To understand why Ritalin is more akin to cocaine one needs to consider the actions of these two drugs in the brain in terms of pharmacokinetics and pharmacodynamics. Pharmacokinetics involves the study of processes that govern the fate of a drug once it is taken into the body, including its distribution, absorption, metabolism, and elimination. Once a drug enters the bloodstream, it is distributed more or less throughout the body and is absorbed into the body's tissues, where it is metabolized, or broken down so it can be expelled from the body. Pharmacokinetics differ for different drugs because of their varying chemical compositions. For instance, some drugs are readily absorbed into the brain, whereas others are excluded altogether. Among those that do have access, some will have longer-lasting effects than others, such as amphetamine versus cocaine. The bodily processes that govern these events also vary from person to person. Pharmacokinetics are thus determined by both the drug and individual physiology. The recommended dose of an over-the-counter analgesic will be by-and-large correct for most users, for example, but will be too low for some and too high for others.

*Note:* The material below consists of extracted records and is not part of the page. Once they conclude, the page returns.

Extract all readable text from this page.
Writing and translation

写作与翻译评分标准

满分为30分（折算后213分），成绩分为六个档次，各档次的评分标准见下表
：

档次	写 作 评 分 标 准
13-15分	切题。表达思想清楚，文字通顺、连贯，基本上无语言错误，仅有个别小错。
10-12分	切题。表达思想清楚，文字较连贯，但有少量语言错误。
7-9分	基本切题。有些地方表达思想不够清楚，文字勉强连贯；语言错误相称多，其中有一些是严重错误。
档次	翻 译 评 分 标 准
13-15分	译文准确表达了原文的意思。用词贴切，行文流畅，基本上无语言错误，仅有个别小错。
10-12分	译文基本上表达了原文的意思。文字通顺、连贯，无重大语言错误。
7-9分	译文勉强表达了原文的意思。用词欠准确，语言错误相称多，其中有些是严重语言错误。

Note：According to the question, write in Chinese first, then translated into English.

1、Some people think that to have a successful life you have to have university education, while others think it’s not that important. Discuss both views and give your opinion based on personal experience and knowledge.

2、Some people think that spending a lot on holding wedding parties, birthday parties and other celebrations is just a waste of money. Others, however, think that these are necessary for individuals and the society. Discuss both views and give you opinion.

Whether a drug has the capacity to enter the brain is a question of pharmacokinetics, but once it does, it enters the realm of pharmacodynamics. By definition, psychoactive drugs affect nerve cells in the brain to alter the ongoing processes of the central nervous system. As long as pharmacokinetic activities continue to distribute and redistribute a drug's molecules throughout the body (that is, until they are fully metabolized and eliminated), a portion of those molecules will permeate and act directly on the nervous system, including the brain, prompting pharmacodynamic processes regardless of whether or not enough drug remains in the body to produce its intended effects (relaxation, intoxication, anaesthesia, or analgesia).

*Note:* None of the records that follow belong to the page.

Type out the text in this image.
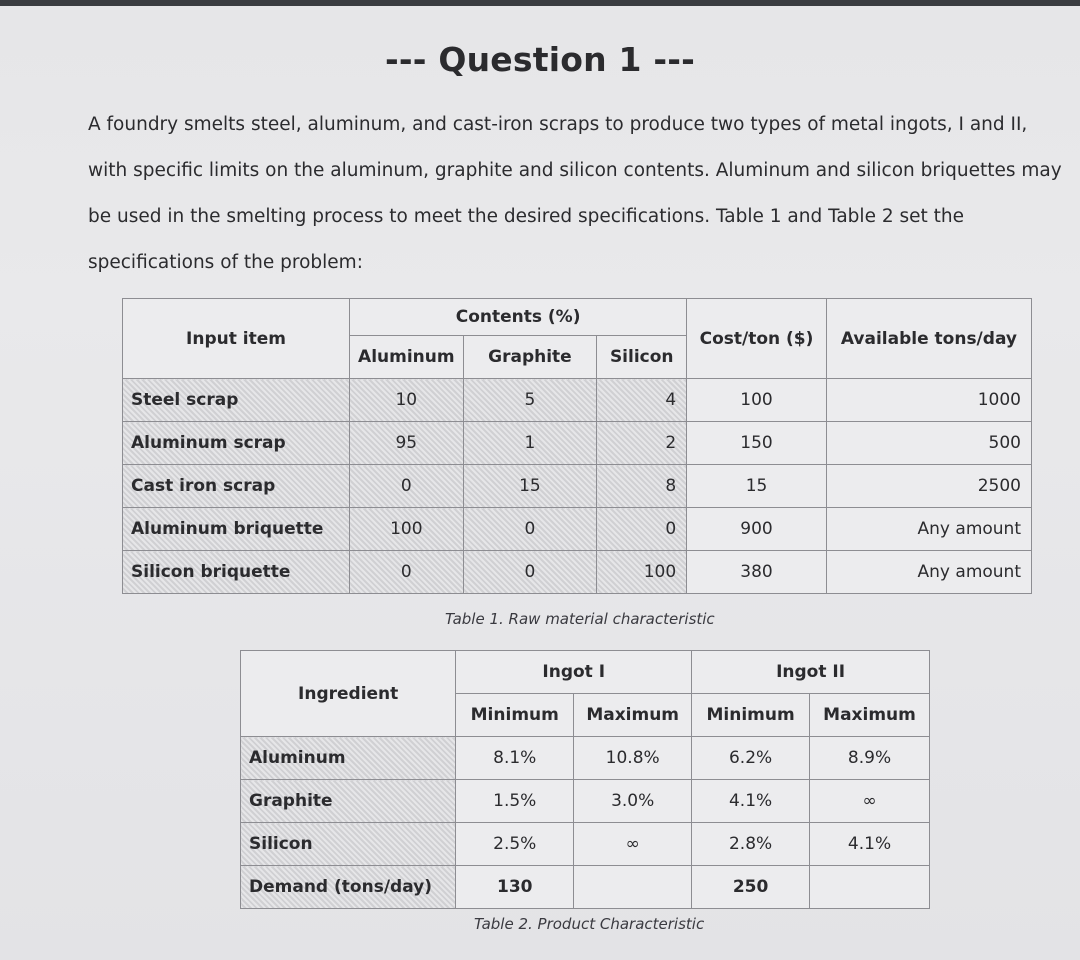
--- Question 1 ---

A foundry smelts steel, aluminum, and cast-iron scraps to produce two types of metal ingots, I and II, with specific limits on the aluminum, graphite and silicon contents. Aluminum and silicon briquettes may be used in the smelting process to meet the desired specifications. Table 1 and Table 2 set the specifications of the problem:

Input item	Contents (%)			Cost/ton ($)	Available tons/day
	Aluminum	Graphite	Silicon		
Steel scrap	10	5	4	100	1000
Aluminum scrap	95	1	2	150	500
Cast iron scrap	0	15	8	15	2500
Aluminum briquette	100	0	0	900	Any amount
Silicon briquette	0	0	100	380	Any amount
Table 1. Raw material characteristic
Ingredient	Ingot I		Ingot II	
	Minimum	Maximum	Minimum	Maximum
Aluminum	8.1%	10.8%	6.2%	8.9%
Graphite	1.5%	3.0%	4.1%	∞
Silicon	2.5%	∞	2.8%	4.1%
Demand (tons/day)	130		250	
Table 2. Product Characteristic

The relationship between the chemistry of a drug and its pharmacodynamics is not a simple one. Whether naturally occurring or synthetic, any pharmacologically active substance has its own unique chemical structure. The antidepressant drugs Zoloft, Paxil, and Prozac are all selective serotonin reuptake inhibitors (SSRIs), but each has a more-or-less unique chemical structure-which is prerequisite for patenting a drug and getting it on the market. It is perhaps natural to assume that drugs with similar pharmacological actions will have similar chemical structures, and vice versa, but this is often not the case. Sometimes drugs of the same class do have similar structures, as is true of tricyclic antidepressants, benzodiazepines, and the amphetamines. But broader drug classes, such as antidepressants, stimulants, or hallucinogens, can include drugs with quite different structures; mescaline, lysergic acid (LSD), and psilocybin, for example, produce similar hallucinogenic effects in humans, all else being equal, but they are highly dissimilar in structure. Furthermore, drugs with similar structures will sometimes vary considerably in their effects. Amphetamine and tranylcypromine illustrate this, where a slight structural difference causes the latter to act not as a stimulant but as an antidepressant. Classifications based on chemical structure would therefore bear little relationship to classifications based on uses or effects.

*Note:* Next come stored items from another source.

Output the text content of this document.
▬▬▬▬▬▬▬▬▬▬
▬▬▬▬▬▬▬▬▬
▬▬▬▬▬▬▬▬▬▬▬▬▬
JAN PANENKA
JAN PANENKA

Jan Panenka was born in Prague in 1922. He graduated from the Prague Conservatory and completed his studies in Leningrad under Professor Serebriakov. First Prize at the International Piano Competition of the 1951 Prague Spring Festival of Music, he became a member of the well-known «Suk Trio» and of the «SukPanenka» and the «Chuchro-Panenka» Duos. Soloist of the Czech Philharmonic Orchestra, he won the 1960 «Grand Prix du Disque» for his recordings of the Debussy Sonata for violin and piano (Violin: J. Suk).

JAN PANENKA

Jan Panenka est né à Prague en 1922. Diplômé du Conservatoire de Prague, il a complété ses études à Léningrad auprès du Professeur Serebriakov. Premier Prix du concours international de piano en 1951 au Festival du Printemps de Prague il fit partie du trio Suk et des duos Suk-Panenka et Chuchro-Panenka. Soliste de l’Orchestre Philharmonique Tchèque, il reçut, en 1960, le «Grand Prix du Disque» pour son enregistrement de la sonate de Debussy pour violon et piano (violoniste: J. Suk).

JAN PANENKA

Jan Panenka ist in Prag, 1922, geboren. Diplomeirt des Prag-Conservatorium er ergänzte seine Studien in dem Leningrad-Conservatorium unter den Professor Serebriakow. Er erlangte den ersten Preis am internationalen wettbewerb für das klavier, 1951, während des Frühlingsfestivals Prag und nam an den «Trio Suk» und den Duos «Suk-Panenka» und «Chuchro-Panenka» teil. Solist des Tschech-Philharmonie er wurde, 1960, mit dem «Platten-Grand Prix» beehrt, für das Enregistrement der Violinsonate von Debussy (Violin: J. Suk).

Pharmacodynamics helps clarify why not all stimulants act on the brain in the same way. Caffeine, for example, acts on brain cells by affecting the metabolism within nerve cells (neurons). Ritalin, the amphetamines, and cocaine, by contrast, affect the release of neurochemicals between neurons; these central-nervous-system stimulants can also be grouped loosely together in that they directly promote the activity of two neurotransmitter systems, norepinephrine and dopamine, albeit not exactly in the same way or to the same degree.